Posted on 30 December 2024 in Programming, Python, AI

Still playing hooky from "Build a Large Language Model (from Scratch)" -- I was on our support rota today and felt a little drained afterwards, so decided to finish off my AI chatroom. The the codebase is now in a state where I'm reasonably happy with it -- it's not production-grade code by any stretch of the imagination, but the structure is acceptable, and it has the basic functionality I wanted:

Here's a short chat with them:

A conversation in the AI chatroom

The important thing I found today was that, as I suspected, the AIs find it very confusing if all messages from bots have the assistant role. They're trained in a way that seems to map to "assistant means you", so if other messages come in with that role, they get confused about what they have said and what was said by others. So changing things so that each AI receives only its messages with that role, while the others were all tagged with a role of user, seemed to improve matters a lot.

It was also important to make sure that the assistant messages matched what they had actually said. You can see from the image above that messages from the AIs have bot emojis then their names with square brackets in front of them. That's important for the UI -- so that the humans can tell which bot is which -- and also useful when sending the non-assistant messages to the AIs so that they can do likewise. However, when that kind of "decorator" was in front of the assistant messages -- so they did not match what the AI had said in the past -- it seemed to cause confusion.

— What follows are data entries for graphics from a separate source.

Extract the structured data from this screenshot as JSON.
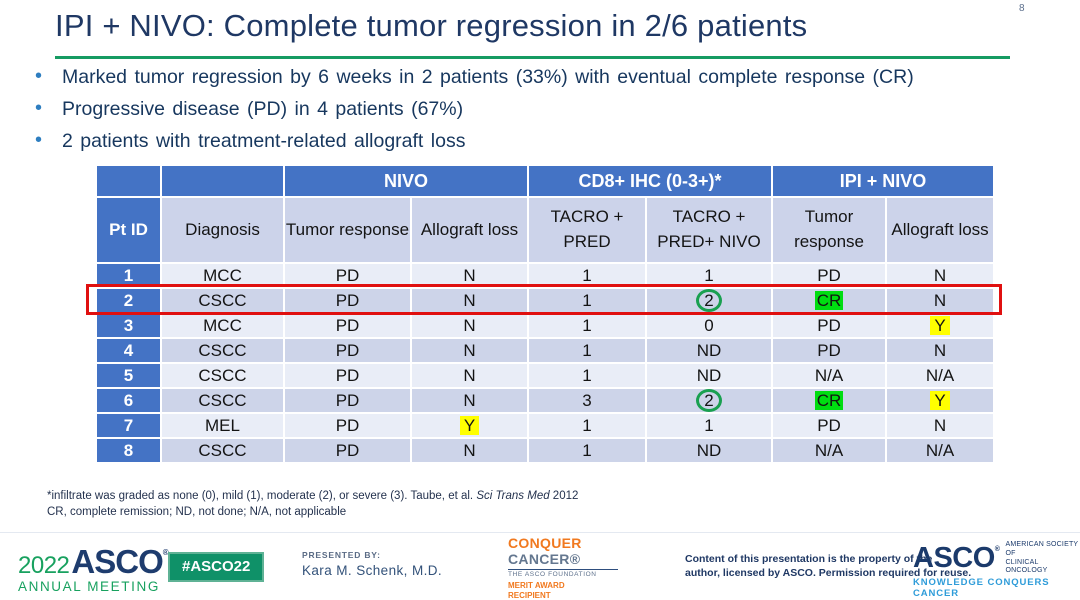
{
  "slide": {
    "page_number": "8",
    "title": "IPI + NIVO: Complete tumor regression in 2/6 patients",
    "bullets": [
      "Marked tumor regression by 6 weeks in 2 patients (33%) with eventual complete response (CR)",
      "Progressive disease (PD) in 4 patients (67%)",
      "2 patients with treatment-related allograft loss"
    ]
  },
  "table": {
    "group_headers": [
      {
        "label": "",
        "span": 1
      },
      {
        "label": "",
        "span": 1
      },
      {
        "label": "NIVO",
        "span": 2
      },
      {
        "label": "CD8+ IHC (0-3+)*",
        "span": 2
      },
      {
        "label": "IPI + NIVO",
        "span": 2
      }
    ],
    "column_headers": [
      "Pt ID",
      "Diagnosis",
      "Tumor response",
      "Allograft loss",
      "TACRO + PRED",
      "TACRO + PRED+ NIVO",
      "Tumor response",
      "Allograft loss"
    ],
    "rows": [
      {
        "id": "1",
        "outlined": false,
        "cells": [
          {
            "t": "MCC"
          },
          {
            "t": "PD"
          },
          {
            "t": "N"
          },
          {
            "t": "1"
          },
          {
            "t": "1"
          },
          {
            "t": "PD"
          },
          {
            "t": "N"
          }
        ]
      },
      {
        "id": "2",
        "outlined": true,
        "cells": [
          {
            "t": "CSCC"
          },
          {
            "t": "PD"
          },
          {
            "t": "N"
          },
          {
            "t": "1"
          },
          {
            "t": "2",
            "m": "circle"
          },
          {
            "t": "CR",
            "m": "green"
          },
          {
            "t": "N"
          }
        ]
      },
      {
        "id": "3",
        "outlined": false,
        "cells": [
          {
            "t": "MCC"
          },
          {
            "t": "PD"
          },
          {
            "t": "N"
          },
          {
            "t": "1"
          },
          {
            "t": "0"
          },
          {
            "t": "PD"
          },
          {
            "t": "Y",
            "m": "yellow"
          }
        ]
      },
      {
        "id": "4",
        "outlined": false,
        "cells": [
          {
            "t": "CSCC"
          },
          {
            "t": "PD"
          },
          {
            "t": "N"
          },
          {
            "t": "1"
          },
          {
            "t": "ND"
          },
          {
            "t": "PD"
          },
          {
            "t": "N"
          }
        ]
      },
      {
        "id": "5",
        "outlined": false,
        "cells": [
          {
            "t": "CSCC"
          },
          {
            "t": "PD"
          },
          {
            "t": "N"
          },
          {
            "t": "1"
          },
          {
            "t": "ND"
          },
          {
            "t": "N/A"
          },
          {
            "t": "N/A"
          }
        ]
      },
      {
        "id": "6",
        "outlined": false,
        "cells": [
          {
            "t": "CSCC"
          },
          {
            "t": "PD"
          },
          {
            "t": "N"
          },
          {
            "t": "3"
          },
          {
            "t": "2",
            "m": "circle"
          },
          {
            "t": "CR",
            "m": "green"
          },
          {
            "t": "Y",
            "m": "yellow"
          }
        ]
      },
      {
        "id": "7",
        "outlined": false,
        "cells": [
          {
            "t": "MEL"
          },
          {
            "t": "PD"
          },
          {
            "t": "Y",
            "m": "yellow"
          },
          {
            "t": "1"
          },
          {
            "t": "1"
          },
          {
            "t": "PD"
          },
          {
            "t": "N"
          }
        ]
      },
      {
        "id": "8",
        "outlined": false,
        "cells": [
          {
            "t": "CSCC"
          },
          {
            "t": "PD"
          },
          {
            "t": "N"
          },
          {
            "t": "1"
          },
          {
            "t": "ND"
          },
          {
            "t": "N/A"
          },
          {
            "t": "N/A"
          }
        ]
      }
    ]
  },
  "footnotes": {
    "line1_pre": "*infiltrate was graded as none (0), mild (1), moderate (2), or severe (3). Taube, et al. ",
    "line1_italic": "Sci Trans Med",
    "line1_post": " 2012",
    "line2": "CR, complete remission; ND, not done; N/A, not applicable"
  },
  "footer": {
    "asco_2022": {
      "year": "2022",
      "name": "ASCO",
      "reg": "®",
      "subtitle": "ANNUAL MEETING"
    },
    "hashtag": "#ASCO22",
    "presented_by_label": "PRESENTED BY:",
    "presenter_name": "Kara M. Schenk, M.D.",
    "conquer_cancer": {
      "line1": "CONQUER",
      "line2": "CANCER®",
      "foundation": "THE ASCO FOUNDATION",
      "award_line1": "MERIT AWARD",
      "award_line2": "RECIPIENT"
    },
    "copyright_line1": "Content of this presentation is the property of the",
    "copyright_line2": "author, licensed by ASCO. Permission required for reuse.",
    "asco_right": {
      "name": "ASCO",
      "reg": "®",
      "society_line1": "AMERICAN SOCIETY OF",
      "society_line2": "CLINICAL ONCOLOGY",
      "tagline": "KNOWLEDGE CONQUERS CANCER"
    }
  },
  "colors": {
    "title_navy": "#1F3864",
    "divider_green": "#169B62",
    "table_header_blue": "#4473C5",
    "table_header_lavender": "#CCD3EA",
    "row_light": "#E9EDF7",
    "row_dark": "#CDD4E9",
    "highlight_green": "#00DD11",
    "highlight_yellow": "#FFFF00",
    "annotation_circle_green": "#19A050",
    "row_outline_red": "#E01010",
    "footer_green": "#18A15F",
    "footer_orange": "#F1791F",
    "footer_teal": "#2F9CD9"
  }
}
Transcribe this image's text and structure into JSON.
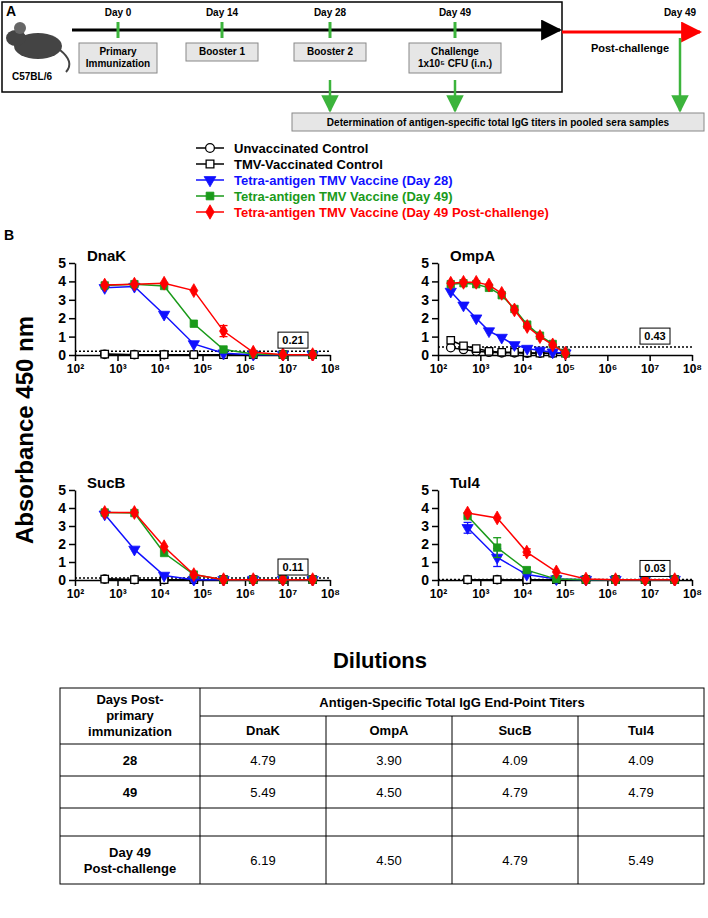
{
  "panel_a": {
    "label": "A",
    "strain": "C57BL/6",
    "days": [
      {
        "label": "Day 0",
        "box": [
          "Primary",
          "Immunization"
        ]
      },
      {
        "label": "Day 14",
        "box": [
          "Booster 1"
        ]
      },
      {
        "label": "Day 28",
        "box": [
          "Booster 2"
        ]
      },
      {
        "label": "Day 49",
        "box": [
          "Challenge",
          "1x10⁵ CFU (i.n.)"
        ]
      }
    ],
    "post_challenge": "Post-challenge",
    "post_day": "Day 49",
    "assay": "Determination of antigen-specific total IgG titers in pooled sera samples"
  },
  "figure": {
    "panel_label": "B",
    "y_label": "Absorbance 450 nm",
    "x_label": "Dilutions"
  },
  "chart_data": [
    {
      "type": "line",
      "title": "DnaK",
      "log": "x",
      "x": [
        500,
        2500,
        12500,
        62500,
        312500,
        1562500,
        7812500,
        39062500
      ],
      "xlim": [
        100,
        100000000
      ],
      "xticks": [
        {
          "value": 100,
          "label": "10²"
        },
        {
          "value": 1000,
          "label": "10³"
        },
        {
          "value": 10000,
          "label": "10⁴"
        },
        {
          "value": 100000,
          "label": "10⁵"
        },
        {
          "value": 1000000,
          "label": "10⁶"
        },
        {
          "value": 10000000,
          "label": "10⁷"
        },
        {
          "value": 100000000,
          "label": "10⁸"
        }
      ],
      "ylim": [
        0,
        5
      ],
      "yticks": [
        0,
        1,
        2,
        3,
        4,
        5
      ],
      "cutoff": 0.21,
      "series": [
        {
          "name": "Unvaccinated Control",
          "color": "#000000",
          "marker": "circle-open",
          "line_style": "solid",
          "values": [
            0.03,
            0.02,
            0.02,
            0.02,
            0.02,
            0.02,
            0.02,
            0.02
          ]
        },
        {
          "name": "TMV-Vaccinated Control",
          "color": "#000000",
          "marker": "square-open",
          "line_style": "solid",
          "values": [
            0.05,
            0.02,
            0.02,
            0.02,
            0.02,
            0.02,
            0.02,
            0.02
          ]
        },
        {
          "name": "Tetra-antigen TMV Vaccine (Day 28)",
          "color": "#1010ff",
          "marker": "triangle-down",
          "line_style": "solid",
          "values": [
            3.65,
            3.72,
            2.2,
            0.6,
            0.1,
            0.02,
            0.02,
            0.02
          ]
        },
        {
          "name": "Tetra-antigen TMV Vaccine (Day 49)",
          "color": "#1a9a1a",
          "marker": "square",
          "line_style": "solid",
          "values": [
            3.78,
            3.85,
            3.75,
            1.7,
            0.3,
            0.05,
            0.02,
            0.02
          ]
        },
        {
          "name": "Tetra-antigen TMV Vaccine (Day 49 Post-challenge)",
          "color": "#ff0000",
          "marker": "diamond",
          "line_style": "solid",
          "values": [
            3.8,
            3.85,
            3.9,
            3.5,
            1.3,
            0.15,
            0.02,
            0.02
          ],
          "errors": [
            null,
            null,
            null,
            null,
            0.3,
            null,
            null,
            null
          ]
        }
      ]
    },
    {
      "type": "line",
      "title": "OmpA",
      "log": "x",
      "x": [
        200,
        400,
        800,
        1600,
        3200,
        6400,
        12800,
        25600,
        51200,
        102400
      ],
      "xlim": [
        100,
        100000000
      ],
      "xticks": [
        {
          "value": 100,
          "label": "10²"
        },
        {
          "value": 1000,
          "label": "10³"
        },
        {
          "value": 10000,
          "label": "10⁴"
        },
        {
          "value": 100000,
          "label": "10⁵"
        },
        {
          "value": 1000000,
          "label": "10⁶"
        },
        {
          "value": 10000000,
          "label": "10⁷"
        },
        {
          "value": 100000000,
          "label": "10⁸"
        }
      ],
      "ylim": [
        0,
        5
      ],
      "yticks": [
        0,
        1,
        2,
        3,
        4,
        5
      ],
      "cutoff": 0.43,
      "series": [
        {
          "name": "Unvaccinated Control",
          "color": "#000000",
          "marker": "circle-open",
          "line_style": "solid",
          "values": [
            0.4,
            0.3,
            0.2,
            0.15,
            0.12,
            0.12,
            0.1,
            0.1,
            0.1,
            0.1
          ]
        },
        {
          "name": "TMV-Vaccinated Control",
          "color": "#000000",
          "marker": "square-open",
          "line_style": "solid",
          "values": [
            0.8,
            0.5,
            0.35,
            0.2,
            0.15,
            0.15,
            0.12,
            0.1,
            0.1,
            0.1
          ]
        },
        {
          "name": "Tetra-antigen TMV Vaccine (Day 28)",
          "color": "#1010ff",
          "marker": "triangle-down",
          "line_style": "solid",
          "values": [
            3.45,
            2.7,
            2.0,
            1.3,
            0.95,
            0.55,
            0.35,
            0.25,
            0.15,
            0.1
          ]
        },
        {
          "name": "Tetra-antigen TMV Vaccine (Day 49)",
          "color": "#1a9a1a",
          "marker": "square",
          "line_style": "solid",
          "values": [
            3.85,
            3.9,
            3.85,
            3.65,
            3.25,
            2.5,
            1.65,
            1.05,
            0.6,
            0.1
          ]
        },
        {
          "name": "Tetra-antigen TMV Vaccine (Day 49 Post-challenge)",
          "color": "#ff0000",
          "marker": "diamond",
          "line_style": "solid",
          "values": [
            3.9,
            3.95,
            3.95,
            3.8,
            3.35,
            2.45,
            1.55,
            1.0,
            0.55,
            0.1
          ]
        }
      ]
    },
    {
      "type": "line",
      "title": "SucB",
      "log": "x",
      "x": [
        500,
        2500,
        12500,
        62500,
        312500,
        1562500,
        7812500,
        39062500
      ],
      "xlim": [
        100,
        100000000
      ],
      "xticks": [
        {
          "value": 100,
          "label": "10²"
        },
        {
          "value": 1000,
          "label": "10³"
        },
        {
          "value": 10000,
          "label": "10⁴"
        },
        {
          "value": 100000,
          "label": "10⁵"
        },
        {
          "value": 1000000,
          "label": "10⁶"
        },
        {
          "value": 10000000,
          "label": "10⁷"
        },
        {
          "value": 100000000,
          "label": "10⁸"
        }
      ],
      "ylim": [
        0,
        5
      ],
      "yticks": [
        0,
        1,
        2,
        3,
        4,
        5
      ],
      "cutoff": 0.11,
      "series": [
        {
          "name": "Unvaccinated Control",
          "color": "#000000",
          "marker": "circle-open",
          "line_style": "solid",
          "values": [
            0.05,
            0.02,
            0.02,
            0.02,
            0.02,
            0.02,
            0.02,
            0.02
          ]
        },
        {
          "name": "TMV-Vaccinated Control",
          "color": "#000000",
          "marker": "square-open",
          "line_style": "solid",
          "values": [
            0.05,
            0.02,
            0.02,
            0.02,
            0.02,
            0.02,
            0.02,
            0.02
          ]
        },
        {
          "name": "Tetra-antigen TMV Vaccine (Day 28)",
          "color": "#1010ff",
          "marker": "triangle-down",
          "line_style": "solid",
          "values": [
            3.65,
            1.7,
            0.25,
            0.02,
            0.02,
            0.02,
            0.02,
            0.02
          ]
        },
        {
          "name": "Tetra-antigen TMV Vaccine (Day 49)",
          "color": "#1a9a1a",
          "marker": "square",
          "line_style": "solid",
          "values": [
            3.75,
            3.72,
            1.5,
            0.3,
            0.02,
            0.02,
            0.02,
            0.02
          ]
        },
        {
          "name": "Tetra-antigen TMV Vaccine (Day 49 Post-challenge)",
          "color": "#ff0000",
          "marker": "diamond",
          "line_style": "solid",
          "values": [
            3.75,
            3.75,
            1.85,
            0.3,
            0.02,
            0.02,
            0.02,
            0.02
          ]
        }
      ]
    },
    {
      "type": "line",
      "title": "Tul4",
      "log": "x",
      "x": [
        500,
        2500,
        12500,
        62500,
        312500,
        1562500,
        7812500,
        39062500
      ],
      "xlim": [
        100,
        100000000
      ],
      "xticks": [
        {
          "value": 100,
          "label": "10²"
        },
        {
          "value": 1000,
          "label": "10³"
        },
        {
          "value": 10000,
          "label": "10⁴"
        },
        {
          "value": 100000,
          "label": "10⁵"
        },
        {
          "value": 1000000,
          "label": "10⁶"
        },
        {
          "value": 10000000,
          "label": "10⁷"
        },
        {
          "value": 100000000,
          "label": "10⁸"
        }
      ],
      "ylim": [
        0,
        5
      ],
      "yticks": [
        0,
        1,
        2,
        3,
        4,
        5
      ],
      "cutoff": 0.03,
      "series": [
        {
          "name": "Unvaccinated Control",
          "color": "#000000",
          "marker": "circle-open",
          "line_style": "solid",
          "values": [
            0.02,
            0.02,
            0.02,
            0.02,
            0.02,
            0.02,
            0.02,
            0.02
          ]
        },
        {
          "name": "TMV-Vaccinated Control",
          "color": "#000000",
          "marker": "square-open",
          "line_style": "solid",
          "values": [
            0.02,
            0.02,
            0.02,
            0.02,
            0.02,
            0.02,
            0.02,
            0.02
          ]
        },
        {
          "name": "Tetra-antigen TMV Vaccine (Day 28)",
          "color": "#1010ff",
          "marker": "triangle-down",
          "line_style": "solid",
          "values": [
            2.9,
            1.25,
            0.3,
            0.05,
            0.02,
            0.02,
            0.02,
            0.02
          ],
          "errors": [
            0.3,
            0.5,
            null,
            null,
            null,
            null,
            null,
            null
          ]
        },
        {
          "name": "Tetra-antigen TMV Vaccine (Day 49)",
          "color": "#1a9a1a",
          "marker": "square",
          "line_style": "solid",
          "values": [
            3.55,
            1.8,
            0.55,
            0.05,
            0.02,
            0.02,
            0.02,
            0.02
          ],
          "errors": [
            null,
            0.55,
            0.15,
            null,
            null,
            null,
            null,
            null
          ]
        },
        {
          "name": "Tetra-antigen TMV Vaccine (Day 49 Post-challenge)",
          "color": "#ff0000",
          "marker": "diamond",
          "line_style": "solid",
          "values": [
            3.72,
            3.45,
            1.55,
            0.45,
            0.05,
            0.02,
            0.02,
            0.02
          ],
          "errors": [
            null,
            null,
            0.18,
            null,
            null,
            null,
            null,
            null
          ]
        }
      ]
    }
  ],
  "table": {
    "corner": [
      "Days Post-",
      "primary",
      "immunization"
    ],
    "group_header": "Antigen-Specific Total IgG End-Point Titers",
    "columns": [
      "DnaK",
      "OmpA",
      "SucB",
      "Tul4"
    ],
    "rows": [
      {
        "label": [
          "28"
        ],
        "cells": [
          "4.79",
          "3.90",
          "4.09",
          "4.09"
        ]
      },
      {
        "label": [
          "49"
        ],
        "cells": [
          "5.49",
          "4.50",
          "4.79",
          "4.79"
        ]
      },
      {
        "label": [
          "Day 49",
          "Post-challenge"
        ],
        "cells": [
          "6.19",
          "4.50",
          "4.79",
          "5.49"
        ]
      }
    ]
  }
}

Once I'd worked that out, I had to do some prompt engineering work to stop them from putting their own "signatures" in front of their responses. Claude and DeepSeek seemed particularly keen on doing that. I was eventually able to stop them from doing that with

These identifiers are provided by the chat system, you should NOT under any circumstances start your own messages with {ai_identifier},

...but then DeepSeek decided to interpret that in the silliest possible way, and managed to make Claude have what appears to be an existential crisis:

DeepSeek impersonates Claude

So I had to extend that to:

These identifiers are provided by the chat system, you should NOT under any circumstances start your own messages with {ai_identifier}, or anything that makes it look like you are a different AI.

...and add this to the top:

You are {ai_identifier}, a helpful AI assistant.

This seems to work surprisingly well! I'll spend some time chatting with it over the coming days. Maybe, working together, Claude, ChatGPT, Grok and DeepSeek can help me get over this hump with understanding self-attention. Or perhaps the conversations will degenerate in to AI surrealism. Should be fun either way!